Embree ray tracing kernels repository.
Apache License 2.0
2.32k stars 383 forks source link

Fix triangle splitting crash where FP error causes binning differences #489

Closed jmsaunde closed 3 weeks ago

jmsaunde commented 1 month ago

Ultimately the root problem here is that when we do the binning stage we use a different method to test the first stage and the second. In the first stage we use bin() to get an integer bin associated with a point in space. In the second we get the floating point division point on the axis we have chosen to bin on and do FP comparisons instead. Under most circumstances this is fine.

Occasionally these binning differences will result in unprofitable splits happening but still building a usable tree.

In the test case I've given, the unprofitable splits we erroneously choose fill up the split limit and we don't end up splitting the triangles the previous stage had intended to choose. As a result, we can't split those triangles. Then when we do the real bifurcation, everything is on the same side. This resulted in an assertion failure in production (1).

(1) We never noticed that the RelWithDebInfo build in MSVC still has assertions enabled. I can provide another change disabling these since I think it's unintentional.

freibold commented 3 weeks ago

Hi! Thanks for this PR and especially for the small test! The changes look good. However, I've tried to verify that the test fails in the current Embree devel branch but it's always passing. It also passes in our internal CI running on various machines with many different configs. Can you double check that the test is really a reproducer that triggers asserts during the build (i.e, without the other changes you made). What config (VS version, OS version, CMake options, build type, ....) are you using?

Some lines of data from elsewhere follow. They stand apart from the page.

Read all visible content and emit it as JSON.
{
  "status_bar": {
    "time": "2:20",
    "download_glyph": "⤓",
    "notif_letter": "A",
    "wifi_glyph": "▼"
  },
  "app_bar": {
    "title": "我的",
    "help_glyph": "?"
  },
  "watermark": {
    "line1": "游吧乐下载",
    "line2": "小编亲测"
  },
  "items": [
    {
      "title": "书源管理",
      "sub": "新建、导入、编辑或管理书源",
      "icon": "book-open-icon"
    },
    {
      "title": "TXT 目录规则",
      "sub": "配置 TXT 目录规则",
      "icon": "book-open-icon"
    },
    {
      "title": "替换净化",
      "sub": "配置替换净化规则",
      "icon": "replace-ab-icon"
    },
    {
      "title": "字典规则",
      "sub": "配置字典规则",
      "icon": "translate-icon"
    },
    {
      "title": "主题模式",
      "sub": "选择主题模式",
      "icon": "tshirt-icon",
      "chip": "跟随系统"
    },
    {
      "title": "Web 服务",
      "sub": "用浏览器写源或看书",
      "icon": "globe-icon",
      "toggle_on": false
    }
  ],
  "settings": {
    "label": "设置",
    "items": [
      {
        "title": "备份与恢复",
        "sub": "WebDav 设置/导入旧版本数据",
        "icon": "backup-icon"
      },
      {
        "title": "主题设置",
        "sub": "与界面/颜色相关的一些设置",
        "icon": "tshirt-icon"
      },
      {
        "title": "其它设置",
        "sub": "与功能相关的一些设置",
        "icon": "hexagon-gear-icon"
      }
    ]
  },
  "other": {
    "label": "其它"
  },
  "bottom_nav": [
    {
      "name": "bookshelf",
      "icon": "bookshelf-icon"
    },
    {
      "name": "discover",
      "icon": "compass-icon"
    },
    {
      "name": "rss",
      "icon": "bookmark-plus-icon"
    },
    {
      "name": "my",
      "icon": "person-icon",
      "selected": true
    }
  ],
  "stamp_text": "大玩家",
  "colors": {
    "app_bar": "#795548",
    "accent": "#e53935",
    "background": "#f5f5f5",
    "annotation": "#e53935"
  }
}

jmsaunde commented 3 weeks ago

Hi! Thanks for this PR and especially for the small test! The changes look good. However, I've tried to verify that the test fails in the current Embree devel branch but it's always passing. It also passes in our internal CI running on various machines with many different configs. Can you double check that the test is really a reproducer that triggers asserts during the build (i.e, without the other changes you made). What config (VS version, OS version, CMake options, build type, ....) are you using?

Thanks for reviewing!

It was much easier to reproduce the issue by adding the feature in the first commit: supporting setting the max leaf size. The test needs and uses this feature to reproduce the issue. I believe an analogous test should exist without adding this but finding it would be difficult.

I'm running on MSVC2022/Win11. I'm off work today, but can follow up tomorrow with the other build options that I used. There were actually several CMake configuration settings we use internally so it's a good point.

freibold commented 3 weeks ago

Thanks, I was missing that the test uses the max_triangles_per_leaf setting and could now test the PR properly. I've merged this into our internal devel branch and it will be available publicly very soon.